Bullet-Proof Secrets Of John Howard's Early Government Revealed

John Howard had only been in office a few weeks when he overhauled Australia’s gun control laws and became the first Aussie PM to wear a bullet proof vest on home soil in 1996.

Top secret cabinet papers released on Tuesday by the National Archives reveal that even though the changes to gun laws were controversial, the former PM got all of his senior ministers on board.

“To their great credit they supported the changes but they wanted us to understand how hard it was,” Howard told 10 News First.

“Overwhelmingly the public wanted changes, but some [politicians] felt they had an unfair impact on them.”

The day after 35 people were slaughtered in the Port Arthur massacre, Howard began work ending a decade-long debate about gun law reform.

Hundreds of thousands marched against gun law reform on the streets, and even some within Government expressed concern, but Howard stood firm on the need for change.

The documents released on Tuesday show there was no division within his Cabinet on a very divisive issue.

Walter Mikac, whose wife and two daughters Alannah and Madeline were shot at point blank range, is grateful for Howard's determination to roll out reform.

“I was pretty impressed," he said.

“I had written a letter [to Howard] when I was flying back to Melbourne for the funeral, a one-page letter about the effect it had on me.”

“I was shocked when I had a phone call at my parents’ place in Melbourne from John Howard, [saying] ‘Look I would like to read this letter at the Police Ministers’ meeting'.”

“It wasn’t just another case of stalling and debating in Parliament, it really was swift action.”

John Howard with then US President Bill Clinton.

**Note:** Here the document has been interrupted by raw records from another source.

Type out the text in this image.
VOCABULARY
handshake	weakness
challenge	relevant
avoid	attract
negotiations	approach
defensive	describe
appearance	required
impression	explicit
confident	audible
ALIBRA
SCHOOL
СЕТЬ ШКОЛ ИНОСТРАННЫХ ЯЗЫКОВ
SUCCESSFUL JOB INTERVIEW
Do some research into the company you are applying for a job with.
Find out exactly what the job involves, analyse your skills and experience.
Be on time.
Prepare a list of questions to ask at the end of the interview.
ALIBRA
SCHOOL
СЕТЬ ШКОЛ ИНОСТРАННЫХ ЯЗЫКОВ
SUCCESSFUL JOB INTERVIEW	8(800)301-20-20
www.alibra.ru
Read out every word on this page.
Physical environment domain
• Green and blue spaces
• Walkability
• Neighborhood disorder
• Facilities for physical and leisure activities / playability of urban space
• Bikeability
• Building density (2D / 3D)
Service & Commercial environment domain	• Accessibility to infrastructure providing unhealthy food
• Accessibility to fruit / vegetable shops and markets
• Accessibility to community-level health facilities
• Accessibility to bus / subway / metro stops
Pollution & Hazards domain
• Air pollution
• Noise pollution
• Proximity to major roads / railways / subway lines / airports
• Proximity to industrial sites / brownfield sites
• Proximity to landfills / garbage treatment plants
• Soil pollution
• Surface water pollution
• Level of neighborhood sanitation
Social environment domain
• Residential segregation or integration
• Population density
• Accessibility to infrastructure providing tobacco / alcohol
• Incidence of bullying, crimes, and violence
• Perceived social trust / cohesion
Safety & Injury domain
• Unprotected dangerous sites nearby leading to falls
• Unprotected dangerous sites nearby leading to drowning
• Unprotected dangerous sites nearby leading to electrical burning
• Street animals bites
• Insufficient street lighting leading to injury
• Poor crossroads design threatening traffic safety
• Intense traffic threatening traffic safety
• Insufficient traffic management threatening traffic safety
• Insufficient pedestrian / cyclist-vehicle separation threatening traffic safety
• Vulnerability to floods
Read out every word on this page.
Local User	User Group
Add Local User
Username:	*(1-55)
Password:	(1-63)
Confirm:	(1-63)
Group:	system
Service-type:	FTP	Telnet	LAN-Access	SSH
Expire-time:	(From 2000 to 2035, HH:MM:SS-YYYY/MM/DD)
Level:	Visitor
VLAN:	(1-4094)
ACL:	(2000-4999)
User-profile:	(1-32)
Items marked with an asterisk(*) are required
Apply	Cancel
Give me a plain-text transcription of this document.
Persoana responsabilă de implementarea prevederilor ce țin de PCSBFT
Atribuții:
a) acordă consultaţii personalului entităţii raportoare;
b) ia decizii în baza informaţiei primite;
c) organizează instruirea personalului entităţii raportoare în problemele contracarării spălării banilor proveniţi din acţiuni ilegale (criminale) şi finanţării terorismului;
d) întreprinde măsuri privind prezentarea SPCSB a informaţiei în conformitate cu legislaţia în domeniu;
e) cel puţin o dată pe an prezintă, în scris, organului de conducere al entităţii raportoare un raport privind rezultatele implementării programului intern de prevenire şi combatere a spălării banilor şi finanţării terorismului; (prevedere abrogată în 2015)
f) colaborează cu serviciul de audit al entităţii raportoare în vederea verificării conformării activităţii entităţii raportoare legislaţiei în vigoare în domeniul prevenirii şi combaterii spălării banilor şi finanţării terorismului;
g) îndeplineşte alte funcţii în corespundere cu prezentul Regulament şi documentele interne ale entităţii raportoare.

The Cabinet Papers, released by the national archive, also detail the Howard Government’s decisive decision-making when it came to spending cuts.

It discovered that the budget was headed for a $7.6 billion deficit just after taking office in March 1996.

Deep cuts to spending had to be made, and that sparked riots in Parliament House the day before the budget was delivered.

Papers show the Government considered going further on cuts, including axing unemployment benefits after a year on the dole, although that was ultimately abandoned.

The documents also reveal Howard's team quickly signed off on the sale of Telstra, a key part of its privatisation and economic reform agenda.

Howard was unrelenting in his pursuit of his agenda, even though much of it was controversial.

“We had been in opposition for a long time, nine years and we didn’t like opposition," he said.